Saturday, July 05, 2014
Both Franklin County and the North Quabbin area will have money for new detox facilities to combat drug addiction, once the latest state budget is signed into law.
In the North Quabbin region, $1 million in the public health service budget is designated for a new mental health, drug and rehabilitation facility, to be run by Heywood Healthcare, according to state Rep. Denise Andrews, D-Orange. If all goes as hoped, a new treatment facility could be starting up by December, with about 80 beds and the staffing of 200 people.
“This is great news for us,” said Andrews. “It’s huge.”
As for Franklin County, a new $10 million statewide Substance Abuse Services Trust Fund includes $550,000 to set up and run a new detox facility.
“It is my hope that this detox facility in Franklin County will help alleviate the suffering too many of our families have endured and serve as an effective tool in our overall struggle against substance abuse,” said Sen. Stan Rosenberg, D-Amherst. “I commend Register of Probate John Merrigan, Franklin County Sheriff Christopher Donelan, Northwest District Attorney David Sullivan, the Opioid Task Force ... and the Franklin County legislative delegations’ office, for their spirit of partnership in the face of this crisis.”
Rosenberg also praised Gov. Deval Patrick, who supported the idea, “for again remembering western Mass., especially in a time of need.”
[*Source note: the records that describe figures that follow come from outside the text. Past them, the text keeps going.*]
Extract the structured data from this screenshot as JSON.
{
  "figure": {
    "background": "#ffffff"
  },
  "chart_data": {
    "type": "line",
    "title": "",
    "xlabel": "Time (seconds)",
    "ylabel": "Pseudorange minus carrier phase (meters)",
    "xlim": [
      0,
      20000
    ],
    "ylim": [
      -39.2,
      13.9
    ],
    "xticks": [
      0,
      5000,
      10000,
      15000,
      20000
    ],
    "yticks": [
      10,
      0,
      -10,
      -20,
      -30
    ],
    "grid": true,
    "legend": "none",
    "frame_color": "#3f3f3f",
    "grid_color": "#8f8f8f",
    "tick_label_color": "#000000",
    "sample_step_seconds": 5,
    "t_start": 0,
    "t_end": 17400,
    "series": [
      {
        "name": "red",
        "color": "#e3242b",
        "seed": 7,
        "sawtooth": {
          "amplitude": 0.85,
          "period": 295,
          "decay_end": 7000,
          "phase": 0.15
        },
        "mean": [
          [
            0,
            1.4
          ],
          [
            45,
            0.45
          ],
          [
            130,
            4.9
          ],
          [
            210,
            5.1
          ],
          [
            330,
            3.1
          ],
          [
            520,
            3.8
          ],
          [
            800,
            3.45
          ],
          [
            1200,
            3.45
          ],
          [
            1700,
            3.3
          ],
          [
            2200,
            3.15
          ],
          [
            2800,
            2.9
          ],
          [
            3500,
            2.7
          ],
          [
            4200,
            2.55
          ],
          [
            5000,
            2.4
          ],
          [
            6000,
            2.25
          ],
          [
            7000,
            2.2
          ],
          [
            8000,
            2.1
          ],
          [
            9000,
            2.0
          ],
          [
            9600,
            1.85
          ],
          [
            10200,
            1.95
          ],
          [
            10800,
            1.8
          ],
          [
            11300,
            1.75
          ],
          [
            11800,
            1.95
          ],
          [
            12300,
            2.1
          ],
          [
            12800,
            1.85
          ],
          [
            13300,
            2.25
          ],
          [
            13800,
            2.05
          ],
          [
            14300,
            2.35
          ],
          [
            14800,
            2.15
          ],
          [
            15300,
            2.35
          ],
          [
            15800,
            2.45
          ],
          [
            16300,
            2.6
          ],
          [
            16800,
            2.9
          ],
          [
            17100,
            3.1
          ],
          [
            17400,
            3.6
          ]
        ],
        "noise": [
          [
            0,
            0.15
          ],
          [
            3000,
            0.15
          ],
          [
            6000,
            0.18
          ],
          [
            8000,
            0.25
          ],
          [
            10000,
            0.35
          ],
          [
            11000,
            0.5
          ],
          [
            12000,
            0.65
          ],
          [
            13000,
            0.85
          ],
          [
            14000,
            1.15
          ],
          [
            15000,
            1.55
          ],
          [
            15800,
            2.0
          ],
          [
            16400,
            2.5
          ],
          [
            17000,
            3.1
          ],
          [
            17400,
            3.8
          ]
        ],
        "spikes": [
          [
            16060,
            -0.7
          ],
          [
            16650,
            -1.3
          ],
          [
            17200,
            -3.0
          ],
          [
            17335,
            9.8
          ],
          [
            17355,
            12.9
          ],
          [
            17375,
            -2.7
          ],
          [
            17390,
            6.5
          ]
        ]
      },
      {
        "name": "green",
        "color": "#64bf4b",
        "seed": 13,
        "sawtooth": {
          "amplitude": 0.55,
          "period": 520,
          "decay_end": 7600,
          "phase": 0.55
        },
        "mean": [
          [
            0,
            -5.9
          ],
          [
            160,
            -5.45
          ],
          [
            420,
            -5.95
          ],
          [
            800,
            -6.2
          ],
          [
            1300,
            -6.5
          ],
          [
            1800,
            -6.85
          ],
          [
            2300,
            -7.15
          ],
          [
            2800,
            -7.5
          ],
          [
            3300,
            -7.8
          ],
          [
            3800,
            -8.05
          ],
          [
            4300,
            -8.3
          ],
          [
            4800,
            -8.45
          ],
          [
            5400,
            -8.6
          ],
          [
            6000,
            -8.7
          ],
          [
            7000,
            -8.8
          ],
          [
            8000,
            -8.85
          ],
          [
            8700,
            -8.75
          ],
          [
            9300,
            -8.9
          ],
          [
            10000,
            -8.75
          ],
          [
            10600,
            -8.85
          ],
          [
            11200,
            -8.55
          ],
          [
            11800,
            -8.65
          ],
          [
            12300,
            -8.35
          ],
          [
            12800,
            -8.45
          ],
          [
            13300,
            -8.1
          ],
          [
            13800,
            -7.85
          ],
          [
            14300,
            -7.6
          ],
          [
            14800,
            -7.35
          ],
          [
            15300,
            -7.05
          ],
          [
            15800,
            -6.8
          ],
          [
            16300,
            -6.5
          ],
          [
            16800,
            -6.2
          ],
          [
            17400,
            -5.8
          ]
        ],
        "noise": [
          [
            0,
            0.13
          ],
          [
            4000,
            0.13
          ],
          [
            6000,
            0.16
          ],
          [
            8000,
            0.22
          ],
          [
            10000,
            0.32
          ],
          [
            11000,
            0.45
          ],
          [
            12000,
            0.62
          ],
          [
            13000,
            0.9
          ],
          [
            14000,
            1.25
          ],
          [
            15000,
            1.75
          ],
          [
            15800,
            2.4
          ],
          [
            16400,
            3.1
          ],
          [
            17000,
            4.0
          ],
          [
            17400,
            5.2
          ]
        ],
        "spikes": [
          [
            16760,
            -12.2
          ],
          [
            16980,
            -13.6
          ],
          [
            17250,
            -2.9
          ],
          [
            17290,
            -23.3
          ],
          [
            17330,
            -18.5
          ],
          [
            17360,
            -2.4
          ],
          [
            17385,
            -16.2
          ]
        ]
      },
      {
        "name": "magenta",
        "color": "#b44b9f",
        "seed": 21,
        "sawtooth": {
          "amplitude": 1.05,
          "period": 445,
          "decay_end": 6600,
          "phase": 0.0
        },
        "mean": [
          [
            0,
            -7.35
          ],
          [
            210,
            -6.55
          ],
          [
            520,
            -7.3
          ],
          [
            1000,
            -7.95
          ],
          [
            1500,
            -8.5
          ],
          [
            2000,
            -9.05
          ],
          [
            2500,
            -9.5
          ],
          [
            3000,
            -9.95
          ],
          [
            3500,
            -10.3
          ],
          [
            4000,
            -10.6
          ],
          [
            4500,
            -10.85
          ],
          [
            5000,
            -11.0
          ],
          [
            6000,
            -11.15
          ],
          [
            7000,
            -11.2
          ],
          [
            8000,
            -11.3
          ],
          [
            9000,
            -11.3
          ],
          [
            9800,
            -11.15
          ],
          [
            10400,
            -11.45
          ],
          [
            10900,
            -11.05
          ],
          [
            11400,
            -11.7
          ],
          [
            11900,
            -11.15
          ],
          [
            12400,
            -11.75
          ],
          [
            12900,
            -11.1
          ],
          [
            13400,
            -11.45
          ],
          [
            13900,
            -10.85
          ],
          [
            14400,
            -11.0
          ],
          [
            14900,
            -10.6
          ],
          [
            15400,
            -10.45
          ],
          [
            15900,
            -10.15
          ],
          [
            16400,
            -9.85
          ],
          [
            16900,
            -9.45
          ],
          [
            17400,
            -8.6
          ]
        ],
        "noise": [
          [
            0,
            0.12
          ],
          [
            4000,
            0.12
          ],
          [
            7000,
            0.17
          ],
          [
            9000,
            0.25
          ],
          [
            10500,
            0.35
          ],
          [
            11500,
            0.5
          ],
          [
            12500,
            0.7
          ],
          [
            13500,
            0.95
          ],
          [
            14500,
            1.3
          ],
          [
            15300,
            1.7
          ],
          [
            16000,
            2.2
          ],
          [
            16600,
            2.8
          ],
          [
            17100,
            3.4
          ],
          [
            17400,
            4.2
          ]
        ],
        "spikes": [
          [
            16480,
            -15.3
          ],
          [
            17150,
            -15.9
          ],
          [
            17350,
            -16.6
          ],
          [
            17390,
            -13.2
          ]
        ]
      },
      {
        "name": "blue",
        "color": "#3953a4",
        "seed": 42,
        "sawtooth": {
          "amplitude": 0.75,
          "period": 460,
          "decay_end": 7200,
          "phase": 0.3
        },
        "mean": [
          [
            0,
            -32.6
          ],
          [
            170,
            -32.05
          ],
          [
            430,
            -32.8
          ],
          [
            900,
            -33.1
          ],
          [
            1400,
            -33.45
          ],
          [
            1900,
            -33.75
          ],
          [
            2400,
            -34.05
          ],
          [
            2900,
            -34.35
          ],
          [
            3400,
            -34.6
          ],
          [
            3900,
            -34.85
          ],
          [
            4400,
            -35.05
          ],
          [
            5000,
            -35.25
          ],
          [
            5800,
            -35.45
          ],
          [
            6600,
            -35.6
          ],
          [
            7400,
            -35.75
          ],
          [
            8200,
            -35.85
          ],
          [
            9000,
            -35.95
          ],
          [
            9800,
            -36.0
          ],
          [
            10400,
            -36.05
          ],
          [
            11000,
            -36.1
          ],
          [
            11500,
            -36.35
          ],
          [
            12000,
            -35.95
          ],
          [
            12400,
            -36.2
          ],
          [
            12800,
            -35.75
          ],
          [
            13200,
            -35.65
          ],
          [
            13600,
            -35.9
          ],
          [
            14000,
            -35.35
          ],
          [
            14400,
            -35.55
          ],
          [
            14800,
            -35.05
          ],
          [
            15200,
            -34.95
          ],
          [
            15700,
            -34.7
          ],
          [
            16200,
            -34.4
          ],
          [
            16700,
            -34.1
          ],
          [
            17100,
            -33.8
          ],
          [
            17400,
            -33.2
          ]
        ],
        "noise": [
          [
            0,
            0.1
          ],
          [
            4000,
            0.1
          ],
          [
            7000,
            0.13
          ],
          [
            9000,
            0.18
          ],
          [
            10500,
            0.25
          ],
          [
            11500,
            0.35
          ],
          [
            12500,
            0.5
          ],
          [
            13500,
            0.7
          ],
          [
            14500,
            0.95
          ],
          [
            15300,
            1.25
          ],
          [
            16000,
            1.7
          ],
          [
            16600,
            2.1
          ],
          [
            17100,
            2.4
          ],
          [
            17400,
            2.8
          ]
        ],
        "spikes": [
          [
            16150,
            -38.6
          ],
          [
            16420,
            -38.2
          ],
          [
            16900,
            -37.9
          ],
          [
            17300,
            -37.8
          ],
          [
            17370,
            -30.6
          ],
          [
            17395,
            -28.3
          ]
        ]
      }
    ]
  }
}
State Sen. Stephen Kulik, D-Worthington, vice-chairman of the House Committee on Ways and Means, said the state has had to respond to “an alarming increase of individuals in need of treatment for substance abuse and addiction.” He said the Fiscal Year 2015 budget includes $18 million in new spending for addiction services. Besides spending for treatment facilities, the Substance Abuse Services Trust Fund will pay for: mental health and substance abuse counselors within schools; purchase of nasal Narcan overdose treatment and training for its use; a prescription monitoring program to prevent possible over-prescribing of painkillers; funding for specialty courts and the placement of addiction specialists in some court systems.
According to a news release from Andrews, a site in Petersham is being considered for the new treatment center in the North Quabbin. “We are under contract to acquire a 21-acre parcel of land known as the Sisters of Assumption property,” said Heywood Healthcare spokeswoman Dawn Casavant. “We are assessing the viability of utilizing this property for behavioral health services. We will be moving through a very deliberate regulatory process over the next several months, with the hope that this funding and this property will help provide the communities we serve with access to critical behavioral health and addiction services.”
Now that the money is available for a new treatment facility in Franklin County, the next step will be for the state Department of Public Health to put out a request for proposals, to find a vendor to assist with a detox facility, said Merrigan.
“The big critical thing for us is finding available beds for the opiate-addicted population, and then finding resources after (detox) — because that’s not the end of it,” Merrigan said. “Ten years ago, we had the Beacon programs (at Franklin Medical Center), which were cut during the Romney Administration. This is rebuilding from scratch.”
Merrigan said the problems caused by opiate addiction in Franklin County “are flooding the courts, flooding emergency rooms, and breaking up families.”
“We know we’re going to benefit from the proximity of that (North Quabbin) facility,” Merrigan added. He said the current process of trying to find detox facility space available in Worcester, Springfield and Boston for people in Franklin County, is very difficult. “By the time they have a bed, you lose them,” he explained. “We hope to have immediate resources to be successful and get them treated.
“This is a first step, and we’re fortunate that the local legislators are really watching our back,” said Merrigan.
Steven Bradley, the new president of Baystate Franklin Medical Center, which is involved with the Franklin County Opioid Task Force, said it’s great to have legislative support for a new treatment facility. “This will be the beginning of our (the task force’s) effort to build a comprehensive prevention and treatment program,” said Bradley. “This is really the first installment of what is going to be needed to build both treatment and capacity. We don’t have anywhere near enough treatment options or capacity for treatment,” Bradley said. “We’re going to continue to advocate for more resources for the entire county. It’s a good thing that’s happened. We need to see other good things happen,” said Bradley. “The unmet need far outstrips $550,000.”